Yes, we all hate 0.1″ and 0.156″ pin headers. They’re easy to plug in backwards, or off by one (as owners of a Wells-Gardner K6100 know well); plugging them in and removing them stresses the connection to the PCB and causes intermittent connections over time; and no one seems to be able to agree which end is pin 1.

So why are they so common?

Well, how can we (electrically) connect one PCB to another? There are a bewildering variety of options.

A meaningful percentage of my design time is spent:

  • Figuring out which connectors were used on something I have to connect to, if they still exist and are available, and which of the dozens of similar-looking options are actually compatible. (Crimp pins for multi-pin connectors are a particular offender here.)
  • Figuring out which connectors are appropriate for the intended usage, reasonably priced, and easily available.

Just go here and start drilling through all the categories…and don’t forget about TE Connectivity, and Amphenol (page 1 of 50).

Or, I can give up and just slap on some pin headers.
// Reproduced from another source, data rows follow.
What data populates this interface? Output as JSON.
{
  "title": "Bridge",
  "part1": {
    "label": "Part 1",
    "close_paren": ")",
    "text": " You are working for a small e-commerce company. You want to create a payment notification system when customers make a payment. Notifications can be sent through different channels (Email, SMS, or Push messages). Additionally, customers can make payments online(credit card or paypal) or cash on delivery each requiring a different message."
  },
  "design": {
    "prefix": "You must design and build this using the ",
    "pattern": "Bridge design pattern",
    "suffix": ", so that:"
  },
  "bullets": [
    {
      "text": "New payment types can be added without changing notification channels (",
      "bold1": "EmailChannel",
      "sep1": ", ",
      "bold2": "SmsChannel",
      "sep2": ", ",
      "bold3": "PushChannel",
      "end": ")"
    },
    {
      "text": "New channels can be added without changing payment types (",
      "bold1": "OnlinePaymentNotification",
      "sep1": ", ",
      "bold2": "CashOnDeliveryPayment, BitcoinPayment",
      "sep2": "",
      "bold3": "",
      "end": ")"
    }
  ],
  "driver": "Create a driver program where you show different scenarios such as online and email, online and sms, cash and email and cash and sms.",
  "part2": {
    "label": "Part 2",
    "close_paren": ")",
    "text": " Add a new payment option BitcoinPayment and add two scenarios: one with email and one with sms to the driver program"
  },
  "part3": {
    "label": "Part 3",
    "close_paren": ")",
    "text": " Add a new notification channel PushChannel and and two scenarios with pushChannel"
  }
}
They’re usually the cheapest option, they’re easily available…and they avoid spending hours of time trying to figure out what might work better.

And that’s why you see so many pin headers.

(Especially in the days before the Internet, when choosing parts involved thumbing through stacks of paper catalogs and squinting at tiny drawings printed on the cheapest possible newsprint, it was easiest to go with what you already had and knew.)